Ak Parti’de kongre süreci önce atama sonra seçim yöntemiyle devam ediyor. Aslında bu bir yöntem değil icat! Çünkü ben daha önceden bu yöntemi başka bir partide görmedim. Daha doğrusu bunun bir gelenek haline getirilmesi garip. Kongre öncesi atanıp sonra seçilmek tuhaf, gereksiz geliyor bana. 

Partilerde başkanlar, yönetimler görevden alınıp yerine yeni bir isim ve yönetim atanabilir. Bunlar siyasi partilerde zaman zaman yaşanıyor. Hatta MHP’de direkt teşkilatları kapatma uygulamasına bile şahit olduk.

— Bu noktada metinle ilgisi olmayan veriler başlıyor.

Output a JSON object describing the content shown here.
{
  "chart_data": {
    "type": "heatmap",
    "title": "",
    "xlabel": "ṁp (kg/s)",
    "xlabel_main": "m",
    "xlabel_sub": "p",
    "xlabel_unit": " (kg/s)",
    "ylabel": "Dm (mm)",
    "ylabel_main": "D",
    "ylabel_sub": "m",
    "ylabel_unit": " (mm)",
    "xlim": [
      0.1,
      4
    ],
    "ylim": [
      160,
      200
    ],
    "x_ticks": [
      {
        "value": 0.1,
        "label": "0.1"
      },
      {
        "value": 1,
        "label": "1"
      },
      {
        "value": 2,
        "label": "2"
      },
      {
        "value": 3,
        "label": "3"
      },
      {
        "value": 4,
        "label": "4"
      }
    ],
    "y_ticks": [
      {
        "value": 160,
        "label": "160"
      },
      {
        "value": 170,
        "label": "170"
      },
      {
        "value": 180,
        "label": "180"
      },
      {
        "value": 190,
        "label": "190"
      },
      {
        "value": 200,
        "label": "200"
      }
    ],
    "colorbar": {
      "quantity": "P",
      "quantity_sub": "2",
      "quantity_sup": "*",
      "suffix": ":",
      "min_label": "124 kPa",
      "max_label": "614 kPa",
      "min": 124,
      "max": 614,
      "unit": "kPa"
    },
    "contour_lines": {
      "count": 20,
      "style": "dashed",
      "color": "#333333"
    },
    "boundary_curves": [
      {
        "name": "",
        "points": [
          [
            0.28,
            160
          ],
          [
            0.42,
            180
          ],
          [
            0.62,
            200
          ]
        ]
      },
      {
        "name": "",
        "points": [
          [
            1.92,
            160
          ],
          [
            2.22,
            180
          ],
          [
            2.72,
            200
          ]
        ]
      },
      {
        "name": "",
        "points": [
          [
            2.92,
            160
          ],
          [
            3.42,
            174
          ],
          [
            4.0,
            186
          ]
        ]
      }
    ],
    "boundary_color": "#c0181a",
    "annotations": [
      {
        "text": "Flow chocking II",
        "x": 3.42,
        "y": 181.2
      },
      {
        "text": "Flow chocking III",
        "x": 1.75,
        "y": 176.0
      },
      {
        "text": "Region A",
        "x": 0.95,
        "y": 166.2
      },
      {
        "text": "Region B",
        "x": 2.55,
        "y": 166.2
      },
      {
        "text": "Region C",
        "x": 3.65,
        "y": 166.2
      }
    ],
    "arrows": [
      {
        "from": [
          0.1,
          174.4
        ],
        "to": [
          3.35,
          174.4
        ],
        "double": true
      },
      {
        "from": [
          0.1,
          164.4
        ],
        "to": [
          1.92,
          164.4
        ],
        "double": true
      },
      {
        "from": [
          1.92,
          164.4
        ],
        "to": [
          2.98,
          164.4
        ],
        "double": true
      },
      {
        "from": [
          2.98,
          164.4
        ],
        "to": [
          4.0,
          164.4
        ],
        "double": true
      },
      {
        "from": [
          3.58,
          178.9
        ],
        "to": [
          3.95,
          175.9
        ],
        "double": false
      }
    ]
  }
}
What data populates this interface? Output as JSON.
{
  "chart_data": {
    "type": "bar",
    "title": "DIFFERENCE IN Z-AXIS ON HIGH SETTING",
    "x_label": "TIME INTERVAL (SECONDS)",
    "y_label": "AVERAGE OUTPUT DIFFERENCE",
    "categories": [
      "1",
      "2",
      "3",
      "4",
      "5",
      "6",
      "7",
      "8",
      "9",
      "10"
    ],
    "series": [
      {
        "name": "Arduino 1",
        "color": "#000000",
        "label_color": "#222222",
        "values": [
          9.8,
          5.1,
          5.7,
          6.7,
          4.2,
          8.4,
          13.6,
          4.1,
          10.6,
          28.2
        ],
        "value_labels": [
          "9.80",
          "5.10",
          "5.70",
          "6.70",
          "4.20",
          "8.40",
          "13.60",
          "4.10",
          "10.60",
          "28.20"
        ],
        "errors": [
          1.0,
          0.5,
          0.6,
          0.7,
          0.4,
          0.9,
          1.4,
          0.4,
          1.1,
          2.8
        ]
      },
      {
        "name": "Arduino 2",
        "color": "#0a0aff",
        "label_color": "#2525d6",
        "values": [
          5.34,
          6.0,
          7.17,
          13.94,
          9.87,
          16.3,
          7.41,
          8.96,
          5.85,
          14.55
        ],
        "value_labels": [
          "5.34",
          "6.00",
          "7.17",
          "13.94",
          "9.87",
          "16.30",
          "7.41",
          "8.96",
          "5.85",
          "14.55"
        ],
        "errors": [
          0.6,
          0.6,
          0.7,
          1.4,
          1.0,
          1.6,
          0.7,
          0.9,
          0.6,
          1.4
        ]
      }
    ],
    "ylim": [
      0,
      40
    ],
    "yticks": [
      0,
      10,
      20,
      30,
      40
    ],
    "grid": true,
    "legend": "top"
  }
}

Ancak Ak Parti’nin icadı, geleneğe, sıradan bir uygulamaya dönmüş durumda... Birçok ilçede önce mevcut başkanlar görevden alınıp yerine farklı isimler atandı. Sonra o isimlerle sandık başına gidildi ve seçildiler.  Tamamen prosedür seçimleri yaşandı. 

Uygulamanın Ak Parti açısından avantajı sanırım şu; Herhangi bir mücadeleye, bölünmeye, kavgaya mahal vermeden seçimleri yapmak. Kamuoyu ne düşünmüş, demokrasi açısından sakıncalı mı, pek önemli değil. 

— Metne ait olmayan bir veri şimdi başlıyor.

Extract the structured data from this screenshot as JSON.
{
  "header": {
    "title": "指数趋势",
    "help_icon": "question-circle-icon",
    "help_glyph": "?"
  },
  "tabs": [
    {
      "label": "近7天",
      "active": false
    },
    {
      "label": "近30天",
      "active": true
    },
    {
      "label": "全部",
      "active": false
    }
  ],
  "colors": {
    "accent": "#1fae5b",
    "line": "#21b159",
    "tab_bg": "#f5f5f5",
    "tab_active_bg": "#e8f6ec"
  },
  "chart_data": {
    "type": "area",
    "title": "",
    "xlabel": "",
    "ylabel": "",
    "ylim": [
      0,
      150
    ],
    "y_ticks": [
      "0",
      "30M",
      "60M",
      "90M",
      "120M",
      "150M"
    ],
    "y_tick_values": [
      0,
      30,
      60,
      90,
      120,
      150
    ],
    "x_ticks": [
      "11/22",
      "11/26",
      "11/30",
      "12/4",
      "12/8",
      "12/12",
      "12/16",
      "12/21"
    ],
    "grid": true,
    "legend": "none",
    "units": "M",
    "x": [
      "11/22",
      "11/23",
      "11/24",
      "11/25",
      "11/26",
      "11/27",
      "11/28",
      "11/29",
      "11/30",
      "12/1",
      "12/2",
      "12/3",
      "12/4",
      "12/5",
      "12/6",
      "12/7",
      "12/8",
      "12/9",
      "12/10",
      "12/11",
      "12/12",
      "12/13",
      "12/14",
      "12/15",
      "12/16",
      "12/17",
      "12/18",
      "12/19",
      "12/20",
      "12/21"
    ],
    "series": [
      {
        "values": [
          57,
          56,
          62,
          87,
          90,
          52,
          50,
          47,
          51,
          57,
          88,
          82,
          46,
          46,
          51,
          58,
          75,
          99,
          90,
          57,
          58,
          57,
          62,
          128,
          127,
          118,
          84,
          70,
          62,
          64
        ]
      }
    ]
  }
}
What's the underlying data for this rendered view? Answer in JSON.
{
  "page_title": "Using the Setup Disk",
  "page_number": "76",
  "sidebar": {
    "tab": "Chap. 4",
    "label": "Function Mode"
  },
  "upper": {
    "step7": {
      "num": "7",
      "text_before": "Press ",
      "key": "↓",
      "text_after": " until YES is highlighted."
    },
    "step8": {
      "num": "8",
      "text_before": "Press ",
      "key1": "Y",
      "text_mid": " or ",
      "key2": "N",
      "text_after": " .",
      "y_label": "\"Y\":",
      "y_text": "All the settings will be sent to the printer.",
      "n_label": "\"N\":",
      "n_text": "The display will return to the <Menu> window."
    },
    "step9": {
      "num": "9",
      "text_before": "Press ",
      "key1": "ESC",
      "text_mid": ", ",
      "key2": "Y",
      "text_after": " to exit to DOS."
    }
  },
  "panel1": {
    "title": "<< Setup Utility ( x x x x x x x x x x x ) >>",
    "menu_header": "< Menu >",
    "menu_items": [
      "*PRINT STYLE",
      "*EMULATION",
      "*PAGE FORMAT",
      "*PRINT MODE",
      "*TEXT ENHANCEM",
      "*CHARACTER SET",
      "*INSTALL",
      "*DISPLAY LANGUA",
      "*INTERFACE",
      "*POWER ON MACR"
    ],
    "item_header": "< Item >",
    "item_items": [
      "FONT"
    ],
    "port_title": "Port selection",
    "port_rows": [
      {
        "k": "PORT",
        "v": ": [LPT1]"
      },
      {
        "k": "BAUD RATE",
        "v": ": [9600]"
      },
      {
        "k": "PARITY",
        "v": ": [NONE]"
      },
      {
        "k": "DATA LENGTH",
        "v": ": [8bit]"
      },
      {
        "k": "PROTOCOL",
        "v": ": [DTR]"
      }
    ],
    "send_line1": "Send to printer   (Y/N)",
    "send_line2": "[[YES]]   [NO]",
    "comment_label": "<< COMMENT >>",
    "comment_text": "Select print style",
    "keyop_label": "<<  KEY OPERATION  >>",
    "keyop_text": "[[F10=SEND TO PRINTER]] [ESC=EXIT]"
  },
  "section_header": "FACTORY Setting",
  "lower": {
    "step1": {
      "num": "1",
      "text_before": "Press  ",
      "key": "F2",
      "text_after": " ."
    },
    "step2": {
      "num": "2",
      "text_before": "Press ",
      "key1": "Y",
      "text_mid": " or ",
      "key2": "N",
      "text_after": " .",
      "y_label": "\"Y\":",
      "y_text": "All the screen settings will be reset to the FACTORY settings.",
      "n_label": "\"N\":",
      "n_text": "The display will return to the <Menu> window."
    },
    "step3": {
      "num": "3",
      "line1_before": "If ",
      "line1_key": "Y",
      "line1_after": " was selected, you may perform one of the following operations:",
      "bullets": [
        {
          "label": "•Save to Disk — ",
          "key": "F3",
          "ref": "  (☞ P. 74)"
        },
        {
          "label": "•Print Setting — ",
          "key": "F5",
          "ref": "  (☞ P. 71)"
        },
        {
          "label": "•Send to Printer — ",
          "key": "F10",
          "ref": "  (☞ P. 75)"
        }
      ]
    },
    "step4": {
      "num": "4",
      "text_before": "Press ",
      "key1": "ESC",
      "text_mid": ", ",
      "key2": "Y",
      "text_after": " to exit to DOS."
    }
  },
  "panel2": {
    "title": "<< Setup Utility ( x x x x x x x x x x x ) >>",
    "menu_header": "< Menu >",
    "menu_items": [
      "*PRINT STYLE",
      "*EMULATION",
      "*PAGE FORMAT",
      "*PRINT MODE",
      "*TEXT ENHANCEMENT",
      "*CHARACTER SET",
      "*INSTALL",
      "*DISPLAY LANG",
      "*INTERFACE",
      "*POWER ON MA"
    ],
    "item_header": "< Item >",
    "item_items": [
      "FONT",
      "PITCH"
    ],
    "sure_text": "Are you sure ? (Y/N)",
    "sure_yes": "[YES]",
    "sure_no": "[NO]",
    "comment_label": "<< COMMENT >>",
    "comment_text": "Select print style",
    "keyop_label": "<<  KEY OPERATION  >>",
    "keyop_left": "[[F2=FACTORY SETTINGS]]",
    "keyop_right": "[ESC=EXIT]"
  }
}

İyi de güzel kardeşim, bunu atama olmadan da gayet güzel yapabilirsiniz. Neden kongreleri defolu hale getiriyorsunuz? Hakikaten anlamakta güçlük çekiyorum. 

Birkaç hafta içinde yapılması beklenen il kongresi mesela... Mevcut Başkan Salih Hızlı’yla yola devam etmeme kararı alındığı belliydi. Bu gayet doğal. Olabilir. Seçimlerin faturası il başkanına kesilmiş de olabilir. Veya farklı sebepler vardır, eyvallah. Ki ben Salih Hızlı gibi beyefendi insanların siyasete seviye getirdiğine inananlardanım. Kendisi için sağlık olsun diyelim. 

Ankara’ya çağrılıyor, karar kendisine tebliğ ediliyor. Hadi buna da tamam. Fakat kongreye sadece bir kaç hafta kala görevi devrettirmek niye? Zaten edecek! Bunu kongrede alkışlar eşliğinde yapsa, daha doğru olmaz mı? Hatta öncesinde tekrar aday olmayacağını açıklasa Salih Hızlı. Kongrede adaylar çıksa sahneye, demokratik bir şekilde yarış olsa…

Hiç olmazsa Salih Hızlı, görevden alınmış ya da devam etmesi istenmeyen bir il başkanı konumuna düşürülmemiş olurdu. 
Hayır, anlayamadığım şu; Ne aceleniz var? Kongreye birkaç hafta kala il başkanını görevden alıp kongrede seçilecek olanı atamanın alemi nedir? Zaten seçilecek seçilen kişi, belli. Evet Süleyman Turgut da çok değerli bir isim. Kongrede devralsa bu görevi daha demokratik, daha usule uygun olmaz mı?

Bu tartışmalara neden mahal verilir? 

Dikkat ederseniz yazı soru işaretleriyle doldu. Çünkü gereksiz soru işaretleriyle dolu bir süreç yaşatıyor Ak Parti Genel Merkezi. 

Görevden alınan Salih Hızlı da çok değerli, göreve gelen Süleyman Turgut da. Ancak yöntem, usul, adına her ne derseniz yanlış kardeşim. 

Demokrasi diyorsak, sandık diyorsak bu yapılmamalı. 

Diğer tarafta il başkanlığı için adaylığını aylar önce açıklayan Dursun Ali Yıldız var. Seversiniz sevmezsiniz. Yıldız, partide çeşitli kademelerinde görev almış, il genel meclis başkanlığı yapmış biridir. Onu yok saymak değil midir bu? 
Önce atama, sonra seçim Ak Parti döneminde yapılan onca güzel işle çelişiyor.       

Neresinden bakarsanız bakın, yanlıştır bu. Mademki yanlış o halde zamanında söyleyelim ki anlamı olsun. Zamanı geçtikten sonra herkes söyleyecek zaten.